Vraiment ? « Merci, capitaine Desjani. J’en pensais chaque mot », ajouta-t-il, non sans se demander si ces dernières paroles ne donnaient pas l’impression d’une justification a posteriori.
Mais Desjani parut estomaquée. « Bien évidemment. Et nous le savons tous. Vous en avez donné la preuve. Quoi qu’il en soit, nous avons tous eu plus que notre lot de longs discours. En les écoutant, il m’a toujours semblé que, s’ils croyaient sincèrement à ce qu’ils disaient, ceux qui les prononçaient auraient pu l’exprimer en beaucoup moins de mots.
— Vous marquez un point, là.
— En effet », intervint sèchement Rione, de manière assez inattendue.
Desjani fronça les sourcils sans se retourner puis, d’un geste, intima le silence à tout le monde sur la passerelle et jeta un regard à Geary.
Concentrant toute son attention sur les mouvements respectifs des forces adverses qui se rapprochaient de plus en plus, c’est à peine si ce dernier le remarqua. Les systèmes de manœuvre entamèrent le compte à rebours, mais Geary se fiait à sa propre expérience pour initier la manœuvre, à ce que lui diraient ses tripes quand se présenterait le moment idéal, en tenant compte du délai requis pour transmettre l’ordre d’entreprendre la série d’instructions qu’il avait d’ores et déjà envoyée à tous les vaisseaux.
Toujours aucun changement côté syndic. La même tactique qu’à Cavalos. Que leur commandant en chef sût ou pas qu’elle avait posé là-bas des problèmes à Geary, il la répétait ici en se réservant de modifier au tout dernier moment la trajectoire de sa flottille pour le priver du plan qu’il avait échafaudé.
Plus qu’une minute avant l’instant d’initier la manœuvre. Il fixa le compte à rebours en fronçant les sourcils, taraudé par l’intuition qu’il était un tantinet trop serré. Il fallait absolument qu’il décidât correctement du minutage, avec une précision digne non pas d’un monde parfait mais du monde réel, et cela dans l’ignorance totale de la manière dont réagirait le commandant en chef ennemi. Mais Geary avait combattu assez souvent les Syndics pour se savoir capable de le pressentir, de sorte qu’il patienta en se laissant guider par son instinct, en même temps qu’il regardait la flotte de l’Alliance et la flottille syndic se ruer l’une vers l’autre.
Attendre. Attendre.
Dix secondes avant d’en donner l’ordre, son pouce se crispa inconsciemment et activa le circuit de communication.
« Formations Indigo Deux et Trois, exécutez immédiatement la série de consignes de manœuvre numéro un. » Il marqua une pause puis transmit de nouveau : « Formation Indigo Un, exécutez immédiatement la série de consignes de manœuvre numéro un. » Attendre encore. Les secondes défilaient, tandis que la proue de l’Indomptable s’inclinait vers le haut. « Formations Indigo Quatre et Cinq, exécutez immédiatement la série de consignes de manœuvre numéro un. »

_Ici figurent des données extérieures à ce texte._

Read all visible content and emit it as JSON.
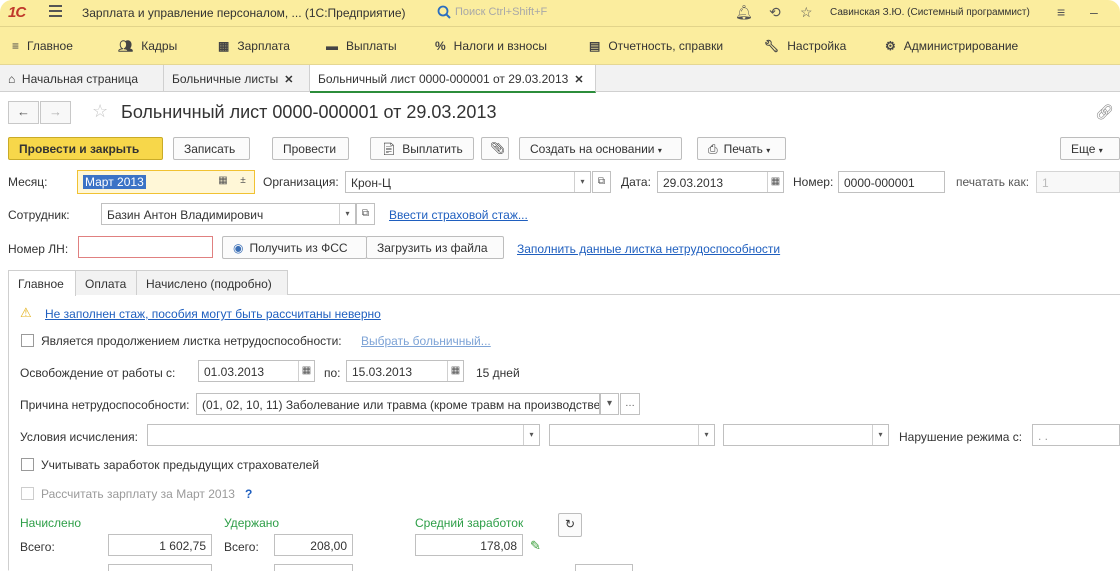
{
  "titlebar": {
    "logo": "1С",
    "app_title": "Зарплата и управление персоналом, ...  (1С:Предприятие)",
    "search_placeholder": "Поиск Ctrl+Shift+F",
    "user": "Савинская З.Ю. (Системный программист)"
  },
  "mainmenu": {
    "items": [
      {
        "label": "Главное",
        "icon": "hamburger-icon"
      },
      {
        "label": "Кадры",
        "icon": "people-icon"
      },
      {
        "label": "Зарплата",
        "icon": "calculator-icon"
      },
      {
        "label": "Выплаты",
        "icon": "wallet-icon"
      },
      {
        "label": "Налоги и взносы",
        "icon": "percent-icon"
      },
      {
        "label": "Отчетность, справки",
        "icon": "report-icon"
      },
      {
        "label": "Настройка",
        "icon": "wrench-icon"
      },
      {
        "label": "Администрирование",
        "icon": "gear-icon"
      }
    ]
  },
  "tabs": [
    {
      "label": "Начальная страница",
      "closable": false
    },
    {
      "label": "Больничные листы",
      "closable": true
    },
    {
      "label": "Больничный лист 0000-000001 от 29.03.2013",
      "closable": true,
      "active": true
    }
  ],
  "form": {
    "title": "Больничный лист 0000-000001 от 29.03.2013",
    "commands": {
      "post_close": "Провести и закрыть",
      "save": "Записать",
      "post": "Провести",
      "pay": "Выплатить",
      "create_based": "Создать на основании",
      "print": "Печать",
      "more": "Еще"
    },
    "month_label": "Месяц:",
    "month_value": "Март 2013",
    "org_label": "Организация:",
    "org_value": "Крон-Ц",
    "date_label": "Дата:",
    "date_value": "29.03.2013",
    "number_label": "Номер:",
    "number_value": "0000-000001",
    "print_as_label": "печатать как:",
    "print_as_value": "1",
    "employee_label": "Сотрудник:",
    "employee_value": "Базин Антон Владимирович",
    "insurance_link": "Ввести страховой стаж...",
    "ln_label": "Номер ЛН:",
    "ln_value": "",
    "get_fss": "Получить из ФСС",
    "load_file": "Загрузить из файла",
    "fill_link": "Заполнить данные листка нетрудоспособности"
  },
  "inner_tabs": [
    "Главное",
    "Оплата",
    "Начислено (подробно)"
  ],
  "main_tab": {
    "warning_link": "Не заполнен стаж, пособия могут быть рассчитаны неверно",
    "continuation_label": "Является продолжением листка нетрудоспособности:",
    "continuation_link": "Выбрать больничный...",
    "release_label": "Освобождение от работы с:",
    "release_from": "01.03.2013",
    "release_to_label": "по:",
    "release_to": "15.03.2013",
    "days": "15 дней",
    "reason_label": "Причина нетрудоспособности:",
    "reason_value": "(01, 02, 10, 11) Заболевание или травма (кроме травм на производстве)",
    "conditions_label": "Условия исчисления:",
    "violation_label": "Нарушение режима с:",
    "violation_value": ". .",
    "prev_insurers_label": "Учитывать заработок предыдущих страхователей",
    "calc_salary_label": "Рассчитать зарплату за Март 2013",
    "help_mark": "?",
    "accrued_title": "Начислено",
    "withheld_title": "Удержано",
    "avg_title": "Средний заработок",
    "total_label": "Всего:",
    "accrued_total": "1 602,75",
    "withheld_label": "Всего:",
    "withheld_total": "208,00",
    "avg_value": "178,08"
  },
  "colors": {
    "chrome_yellow": "#fbed9e",
    "primary_button": "#f7d74a",
    "link_blue": "#1f5fbf",
    "green": "#2d9e47",
    "active_tab_underline": "#2c8d3b"
  }
}
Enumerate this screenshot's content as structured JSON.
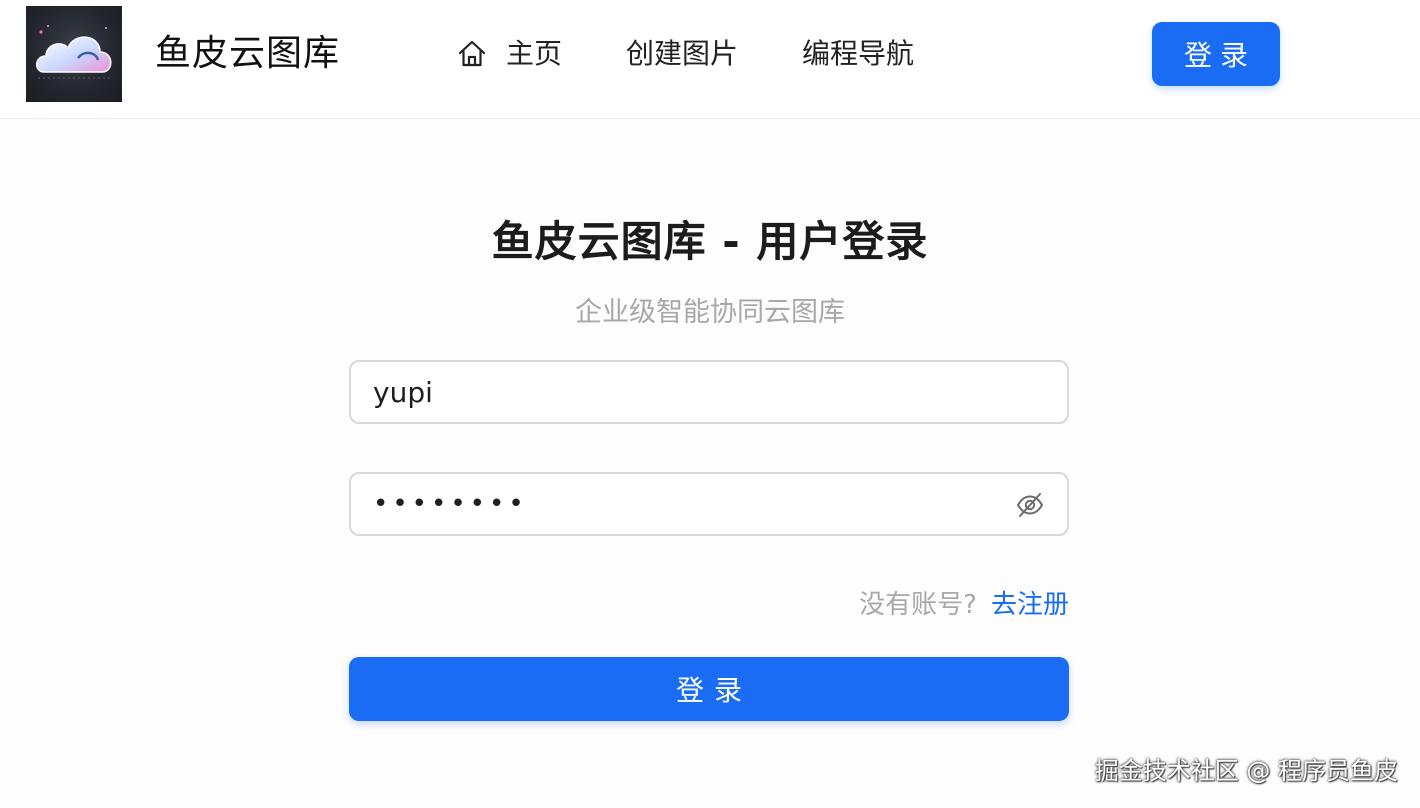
{
  "header": {
    "site_title": "鱼皮云图库",
    "nav": [
      {
        "label": "主页",
        "icon": "home-icon",
        "selected": true
      },
      {
        "label": "创建图片"
      },
      {
        "label": "编程导航"
      }
    ],
    "login_button": "登录"
  },
  "login_form": {
    "title": "鱼皮云图库 - 用户登录",
    "subtitle": "企业级智能协同云图库",
    "username_value": "yupi",
    "password_value": "••••••••",
    "password_toggle_icon": "eye-invisible-icon",
    "register_hint": "没有账号?",
    "register_link": "去注册",
    "submit_button": "登录"
  },
  "watermark": "掘金技术社区 @ 程序员鱼皮",
  "colors": {
    "primary": "#1a6cf5",
    "muted_text": "#a8a8a8",
    "border": "#d9d9d9"
  }
}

Sur son écran, Geary vit les petites sous-formations se dissoudre au-dessus et au-dessous du corps principal de la flotte puis s’effondrer vers lui, tandis qu’il montait à leur rencontre et que ses vaisseaux quittaient à leur tour leur position et altéraient leur trajectoire. Le commandant en chef ennemi n’assisterait au début de cette manœuvre que dans quelques minutes puisqu’une grande distance séparait encore les deux flottes, et il en déduirait que l’Alliance comptait se livrer à une passe de tirs au-dessus de son parallélépipède ou bien tenterait de le contourner en le survolant. Il lui faudrait alors décider d’altérer légèrement, lui aussi, sa propre trajectoire vers le haut, tout en sachant qu’il ne disposerait que de quelques minutes pour prendre sa décision.